A difficult task, a lesson learned

Click here for Army Spc. Cody Grater's funeral slideshow

Anita Lewis, pictured below, took a liking to the Times staff covering her son Cody Grater's death. She was adamant about other media outlets staying the heck away from her family and the funeral. (Another paper ran some photos and words taken from a source the family didn't agree with, which got them pretty upset). In any case, when I met the family for the first time a couple of days before the funeral Lewis told me upfront that they liked me because I was polite, respectful. Inherent in their words was an expectation for me to behave the same at the funeral. This also turned out to mean they would allow me, no...ask me to get close to them during the most emotional moments. I've never had such a hard time shooting before.

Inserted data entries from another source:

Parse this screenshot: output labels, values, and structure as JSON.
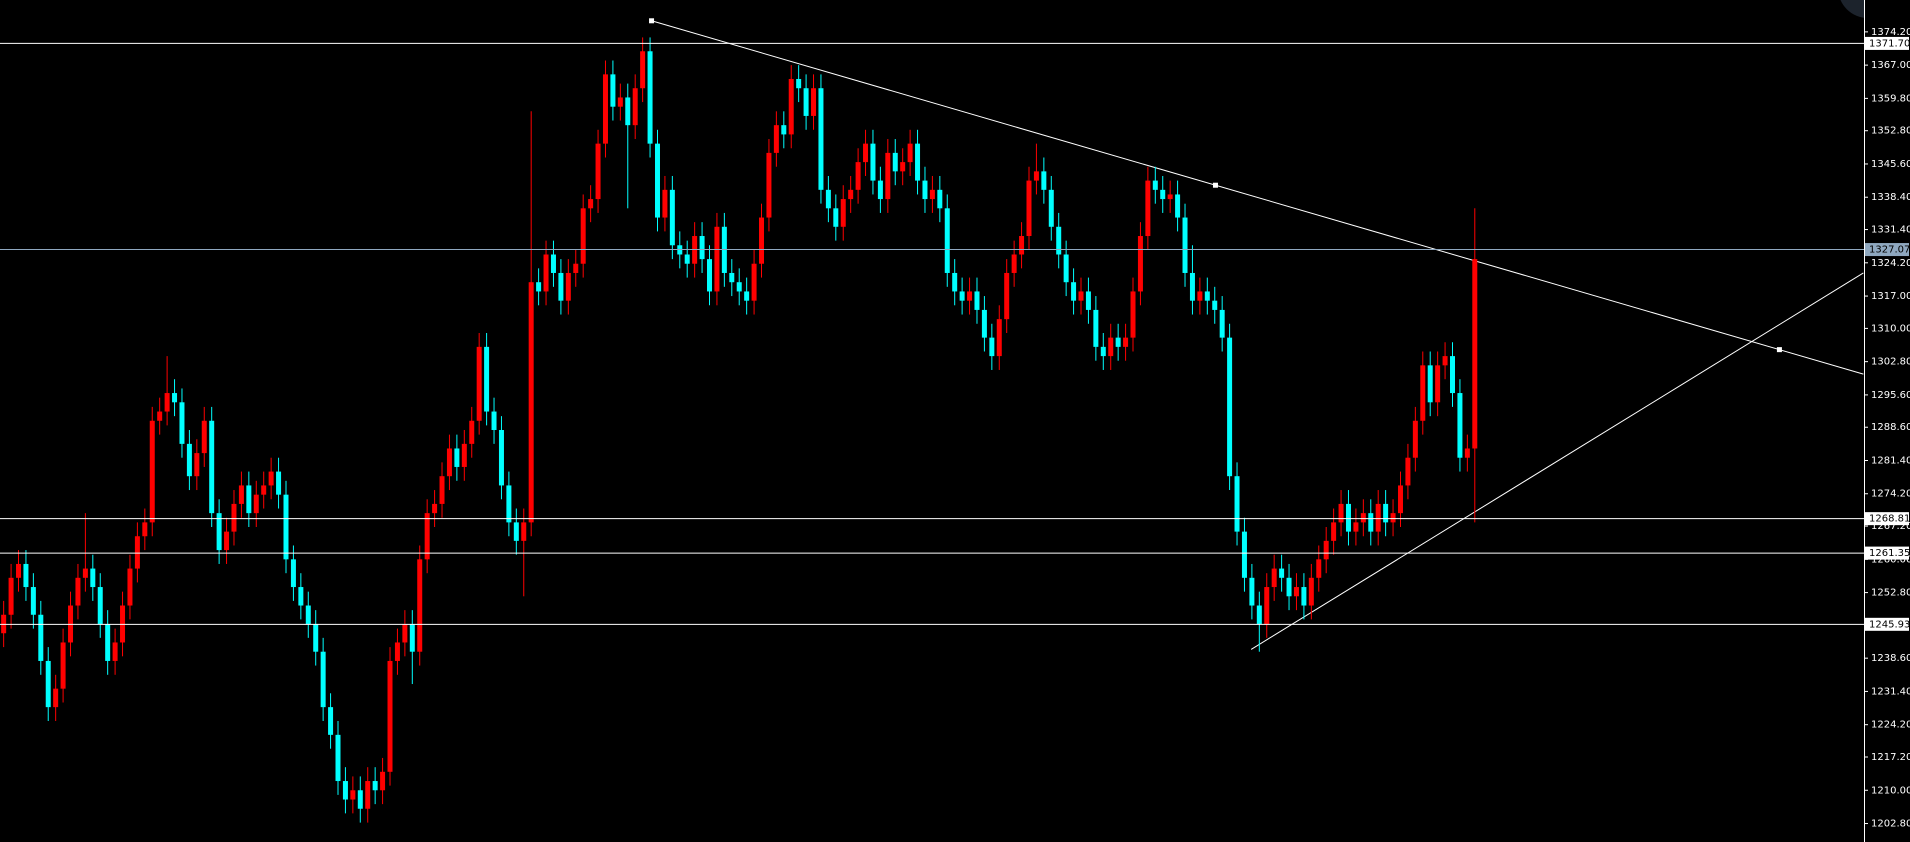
{
  "chart_data": {
    "type": "candlestick",
    "up_color": "#ff0000",
    "down_color": "#00ffff",
    "background": "#000000",
    "grid": false,
    "ylim": [
      1198.8,
      1381.1
    ],
    "yticks": [
      {
        "value": 1374.2,
        "label": "1374.20"
      },
      {
        "value": 1367,
        "label": "1367.00"
      },
      {
        "value": 1359.8,
        "label": "1359.80"
      },
      {
        "value": 1352.8,
        "label": "1352.80"
      },
      {
        "value": 1345.6,
        "label": "1345.60"
      },
      {
        "value": 1338.4,
        "label": "1338.40"
      },
      {
        "value": 1331.4,
        "label": "1331.40"
      },
      {
        "value": 1324.2,
        "label": "1324.20"
      },
      {
        "value": 1317,
        "label": "1317.00"
      },
      {
        "value": 1310,
        "label": "1310.00"
      },
      {
        "value": 1302.8,
        "label": "1302.80"
      },
      {
        "value": 1295.6,
        "label": "1295.60"
      },
      {
        "value": 1288.6,
        "label": "1288.60"
      },
      {
        "value": 1281.4,
        "label": "1281.40"
      },
      {
        "value": 1274.2,
        "label": "1274.20"
      },
      {
        "value": 1267.2,
        "label": "1267.20"
      },
      {
        "value": 1260,
        "label": "1260.00"
      },
      {
        "value": 1252.8,
        "label": "1252.80"
      },
      {
        "value": 1238.6,
        "label": "1238.60"
      },
      {
        "value": 1231.4,
        "label": "1231.40"
      },
      {
        "value": 1224.2,
        "label": "1224.20"
      },
      {
        "value": 1217.2,
        "label": "1217.20"
      },
      {
        "value": 1210,
        "label": "1210.00"
      },
      {
        "value": 1202.8,
        "label": "1202.80"
      }
    ],
    "levels": [
      {
        "value": 1371.7,
        "label": "1371.70",
        "color": "#ffffff"
      },
      {
        "value": 1327.07,
        "label": "1327.07",
        "color": "#8fa8c0"
      },
      {
        "value": 1268.81,
        "label": "1268.81",
        "color": "#ffffff"
      },
      {
        "value": 1261.35,
        "label": "1261.35",
        "color": "#ffffff"
      },
      {
        "value": 1245.93,
        "label": "1245.93",
        "color": "#ffffff"
      }
    ],
    "trendlines": [
      {
        "color": "#ffffff",
        "points": [
          [
            87.2,
            1376.6
          ],
          [
            250.3,
            1300.1
          ]
        ],
        "anchors": [
          [
            87.2,
            1376.6
          ],
          [
            163.1,
            1341.0
          ],
          [
            239.0,
            1305.4
          ]
        ]
      },
      {
        "color": "#ffffff",
        "points": [
          [
            167.9,
            1240.5
          ],
          [
            250.3,
            1322.0
          ]
        ]
      }
    ],
    "values": [
      [
        1244,
        1251,
        1241,
        1248
      ],
      [
        1248,
        1259,
        1245,
        1256
      ],
      [
        1256,
        1262,
        1253,
        1259
      ],
      [
        1259,
        1262,
        1251,
        1254
      ],
      [
        1254,
        1257,
        1245,
        1248
      ],
      [
        1248,
        1251,
        1235,
        1238
      ],
      [
        1238,
        1241,
        1225,
        1228
      ],
      [
        1228,
        1235,
        1225,
        1232
      ],
      [
        1232,
        1245,
        1229,
        1242
      ],
      [
        1242,
        1253,
        1239,
        1250
      ],
      [
        1250,
        1259,
        1247,
        1256
      ],
      [
        1256,
        1270,
        1253,
        1258
      ],
      [
        1258,
        1261,
        1251,
        1254
      ],
      [
        1254,
        1257,
        1243,
        1246
      ],
      [
        1246,
        1249,
        1235,
        1238
      ],
      [
        1238,
        1245,
        1235,
        1242
      ],
      [
        1242,
        1253,
        1239,
        1250
      ],
      [
        1250,
        1261,
        1247,
        1258
      ],
      [
        1258,
        1268,
        1255,
        1265
      ],
      [
        1265,
        1271,
        1262,
        1268
      ],
      [
        1268,
        1293,
        1265,
        1290
      ],
      [
        1290,
        1295,
        1287,
        1292
      ],
      [
        1292,
        1304,
        1289,
        1296
      ],
      [
        1296,
        1299,
        1291,
        1294
      ],
      [
        1294,
        1297,
        1282,
        1285
      ],
      [
        1285,
        1288,
        1275,
        1278
      ],
      [
        1278,
        1286,
        1275,
        1283
      ],
      [
        1283,
        1293,
        1280,
        1290
      ],
      [
        1290,
        1293,
        1267,
        1270
      ],
      [
        1270,
        1273,
        1259,
        1262
      ],
      [
        1262,
        1269,
        1259,
        1266
      ],
      [
        1266,
        1275,
        1263,
        1272
      ],
      [
        1272,
        1279,
        1269,
        1276
      ],
      [
        1276,
        1279,
        1267,
        1270
      ],
      [
        1270,
        1277,
        1267,
        1274
      ],
      [
        1274,
        1279,
        1271,
        1276
      ],
      [
        1276,
        1282,
        1273,
        1279
      ],
      [
        1279,
        1282,
        1271,
        1274
      ],
      [
        1274,
        1277,
        1257,
        1260
      ],
      [
        1260,
        1263,
        1251,
        1254
      ],
      [
        1254,
        1257,
        1247,
        1250
      ],
      [
        1250,
        1253,
        1243,
        1246
      ],
      [
        1246,
        1249,
        1237,
        1240
      ],
      [
        1240,
        1243,
        1225,
        1228
      ],
      [
        1228,
        1231,
        1219,
        1222
      ],
      [
        1222,
        1225,
        1209,
        1212
      ],
      [
        1212,
        1215,
        1205,
        1208
      ],
      [
        1208,
        1213,
        1205,
        1210
      ],
      [
        1210,
        1213,
        1203,
        1206
      ],
      [
        1206,
        1215,
        1203,
        1212
      ],
      [
        1212,
        1215,
        1207,
        1210
      ],
      [
        1210,
        1217,
        1207,
        1214
      ],
      [
        1214,
        1241,
        1211,
        1238
      ],
      [
        1238,
        1245,
        1235,
        1242
      ],
      [
        1242,
        1249,
        1239,
        1246
      ],
      [
        1246,
        1249,
        1233,
        1240
      ],
      [
        1240,
        1263,
        1237,
        1260
      ],
      [
        1260,
        1273,
        1257,
        1270
      ],
      [
        1270,
        1275,
        1267,
        1272
      ],
      [
        1272,
        1281,
        1269,
        1278
      ],
      [
        1278,
        1287,
        1275,
        1284
      ],
      [
        1284,
        1287,
        1277,
        1280
      ],
      [
        1280,
        1288,
        1277,
        1285
      ],
      [
        1285,
        1293,
        1282,
        1290
      ],
      [
        1290,
        1309,
        1287,
        1306
      ],
      [
        1306,
        1309,
        1289,
        1292
      ],
      [
        1292,
        1295,
        1285,
        1288
      ],
      [
        1288,
        1291,
        1273,
        1276
      ],
      [
        1276,
        1279,
        1265,
        1268
      ],
      [
        1268,
        1271,
        1261,
        1264
      ],
      [
        1264,
        1271,
        1252,
        1268
      ],
      [
        1268,
        1357,
        1265,
        1320
      ],
      [
        1320,
        1323,
        1315,
        1318
      ],
      [
        1318,
        1329,
        1315,
        1326
      ],
      [
        1326,
        1329,
        1319,
        1322
      ],
      [
        1322,
        1325,
        1313,
        1316
      ],
      [
        1316,
        1325,
        1313,
        1322
      ],
      [
        1322,
        1327,
        1319,
        1324
      ],
      [
        1324,
        1339,
        1321,
        1336
      ],
      [
        1336,
        1341,
        1333,
        1338
      ],
      [
        1338,
        1353,
        1335,
        1350
      ],
      [
        1350,
        1368,
        1347,
        1365
      ],
      [
        1365,
        1368,
        1355,
        1358
      ],
      [
        1358,
        1363,
        1355,
        1360
      ],
      [
        1360,
        1363,
        1336,
        1354
      ],
      [
        1354,
        1365,
        1351,
        1362
      ],
      [
        1362,
        1373,
        1359,
        1370
      ],
      [
        1370,
        1373,
        1347,
        1350
      ],
      [
        1350,
        1353,
        1331,
        1334
      ],
      [
        1334,
        1343,
        1331,
        1340
      ],
      [
        1340,
        1343,
        1325,
        1328
      ],
      [
        1328,
        1331,
        1323,
        1326
      ],
      [
        1326,
        1329,
        1321,
        1324
      ],
      [
        1324,
        1333,
        1321,
        1330
      ],
      [
        1330,
        1333,
        1322,
        1325
      ],
      [
        1325,
        1328,
        1315,
        1318
      ],
      [
        1318,
        1335,
        1315,
        1332
      ],
      [
        1332,
        1335,
        1319,
        1322
      ],
      [
        1322,
        1325,
        1317,
        1320
      ],
      [
        1320,
        1323,
        1315,
        1318
      ],
      [
        1318,
        1321,
        1313,
        1316
      ],
      [
        1316,
        1327,
        1313,
        1324
      ],
      [
        1324,
        1337,
        1321,
        1334
      ],
      [
        1334,
        1351,
        1331,
        1348
      ],
      [
        1348,
        1357,
        1345,
        1354
      ],
      [
        1354,
        1357,
        1349,
        1352
      ],
      [
        1352,
        1367,
        1349,
        1364
      ],
      [
        1364,
        1367,
        1359,
        1362
      ],
      [
        1362,
        1365,
        1353,
        1356
      ],
      [
        1356,
        1365,
        1353,
        1362
      ],
      [
        1362,
        1365,
        1337,
        1340
      ],
      [
        1340,
        1343,
        1333,
        1336
      ],
      [
        1336,
        1339,
        1329,
        1332
      ],
      [
        1332,
        1341,
        1329,
        1338
      ],
      [
        1338,
        1343,
        1335,
        1340
      ],
      [
        1340,
        1349,
        1337,
        1346
      ],
      [
        1346,
        1353,
        1343,
        1350
      ],
      [
        1350,
        1353,
        1339,
        1342
      ],
      [
        1342,
        1345,
        1335,
        1338
      ],
      [
        1338,
        1351,
        1335,
        1348
      ],
      [
        1348,
        1351,
        1341,
        1344
      ],
      [
        1344,
        1349,
        1341,
        1346
      ],
      [
        1346,
        1353,
        1343,
        1350
      ],
      [
        1350,
        1353,
        1339,
        1342
      ],
      [
        1342,
        1345,
        1335,
        1338
      ],
      [
        1338,
        1343,
        1335,
        1340
      ],
      [
        1340,
        1343,
        1333,
        1336
      ],
      [
        1336,
        1339,
        1319,
        1322
      ],
      [
        1322,
        1325,
        1315,
        1318
      ],
      [
        1318,
        1321,
        1313,
        1316
      ],
      [
        1316,
        1321,
        1313,
        1318
      ],
      [
        1318,
        1321,
        1311,
        1314
      ],
      [
        1314,
        1317,
        1305,
        1308
      ],
      [
        1308,
        1311,
        1301,
        1304
      ],
      [
        1304,
        1315,
        1301,
        1312
      ],
      [
        1312,
        1325,
        1309,
        1322
      ],
      [
        1322,
        1329,
        1319,
        1326
      ],
      [
        1326,
        1333,
        1323,
        1330
      ],
      [
        1330,
        1345,
        1327,
        1342
      ],
      [
        1342,
        1350,
        1339,
        1344
      ],
      [
        1344,
        1347,
        1337,
        1340
      ],
      [
        1340,
        1343,
        1329,
        1332
      ],
      [
        1332,
        1335,
        1323,
        1326
      ],
      [
        1326,
        1329,
        1317,
        1320
      ],
      [
        1320,
        1323,
        1313,
        1316
      ],
      [
        1316,
        1321,
        1313,
        1318
      ],
      [
        1318,
        1321,
        1311,
        1314
      ],
      [
        1314,
        1317,
        1303,
        1306
      ],
      [
        1306,
        1309,
        1301,
        1304
      ],
      [
        1304,
        1311,
        1301,
        1308
      ],
      [
        1308,
        1311,
        1303,
        1306
      ],
      [
        1306,
        1311,
        1303,
        1308
      ],
      [
        1308,
        1321,
        1305,
        1318
      ],
      [
        1318,
        1333,
        1315,
        1330
      ],
      [
        1330,
        1345,
        1327,
        1342
      ],
      [
        1342,
        1345,
        1337,
        1340
      ],
      [
        1340,
        1343,
        1335,
        1338
      ],
      [
        1338,
        1342,
        1335,
        1339
      ],
      [
        1339,
        1342,
        1331,
        1334
      ],
      [
        1334,
        1337,
        1319,
        1322
      ],
      [
        1322,
        1328,
        1313,
        1316
      ],
      [
        1316,
        1321,
        1313,
        1318
      ],
      [
        1318,
        1321,
        1313,
        1316
      ],
      [
        1316,
        1319,
        1311,
        1314
      ],
      [
        1314,
        1317,
        1305,
        1308
      ],
      [
        1308,
        1311,
        1275,
        1278
      ],
      [
        1278,
        1281,
        1263,
        1266
      ],
      [
        1266,
        1269,
        1253,
        1256
      ],
      [
        1256,
        1259,
        1247,
        1250
      ],
      [
        1250,
        1253,
        1240,
        1246
      ],
      [
        1246,
        1257,
        1243,
        1254
      ],
      [
        1254,
        1261,
        1251,
        1258
      ],
      [
        1258,
        1261,
        1253,
        1256
      ],
      [
        1256,
        1259,
        1249,
        1252
      ],
      [
        1252,
        1257,
        1249,
        1254
      ],
      [
        1254,
        1257,
        1247,
        1250
      ],
      [
        1250,
        1259,
        1247,
        1256
      ],
      [
        1256,
        1263,
        1253,
        1260
      ],
      [
        1260,
        1267,
        1257,
        1264
      ],
      [
        1264,
        1271,
        1261,
        1268
      ],
      [
        1268,
        1275,
        1265,
        1272
      ],
      [
        1272,
        1275,
        1263,
        1266
      ],
      [
        1266,
        1271,
        1263,
        1268
      ],
      [
        1268,
        1273,
        1265,
        1270
      ],
      [
        1270,
        1273,
        1263,
        1266
      ],
      [
        1266,
        1275,
        1263,
        1272
      ],
      [
        1272,
        1275,
        1265,
        1268
      ],
      [
        1268,
        1273,
        1265,
        1270
      ],
      [
        1270,
        1279,
        1267,
        1276
      ],
      [
        1276,
        1285,
        1273,
        1282
      ],
      [
        1282,
        1293,
        1279,
        1290
      ],
      [
        1290,
        1305,
        1287,
        1302
      ],
      [
        1302,
        1305,
        1291,
        1294
      ],
      [
        1294,
        1305,
        1291,
        1302
      ],
      [
        1302,
        1307,
        1299,
        1304
      ],
      [
        1304,
        1307,
        1293,
        1296
      ],
      [
        1296,
        1299,
        1279,
        1282
      ],
      [
        1282,
        1287,
        1279,
        1284
      ],
      [
        1284,
        1336,
        1268,
        1325
      ]
    ]
  }
}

Needless to say, I got emotional while taking photos during the service and at the burial. But at one point I was hit hard with an understanding of the line between journalist and fellow human being that went way beyond normal sympathy. As workers at Florida National Cemetery in Bushnell lowered Grater's casket into the grave, Anita Lewis mother's legs, and soul, gave out. She collapsed onto the ground crying "Nooo!" and begging for her son back. I lowered my camera, and turned away. That was the first time I can remember ever making the consious decision to not shoot a powerful moment. Within an instant I saw myself from afar, standing there in plain view of hundreds attending the funeral shooting away at another's most terrible moment of grief. I thought to myself, "I can't be the person who takes advantage of this situation." Not only would the paper never have run the undignified image that came from that scenario, but I understood that taking that photo would have violated the expectation the family had of me. It wasn't about making a cool shot for my portfolio or getting some gut-wrenching testament to the consequences of war. I learned, in that fraction of a second, that each situation has its proper time to take pictures, and its proper time to let things be.

I expect that in my career I'll encounter many unfortunate people going through terrible suffering. And there will be times when I'll need to keep shooting despite the harsh reality the subject is facing. Sometimes the world needs to see the cold, hard truth. But I'll also feel more confident in my ability to make a judgment call and know when to put the camera down.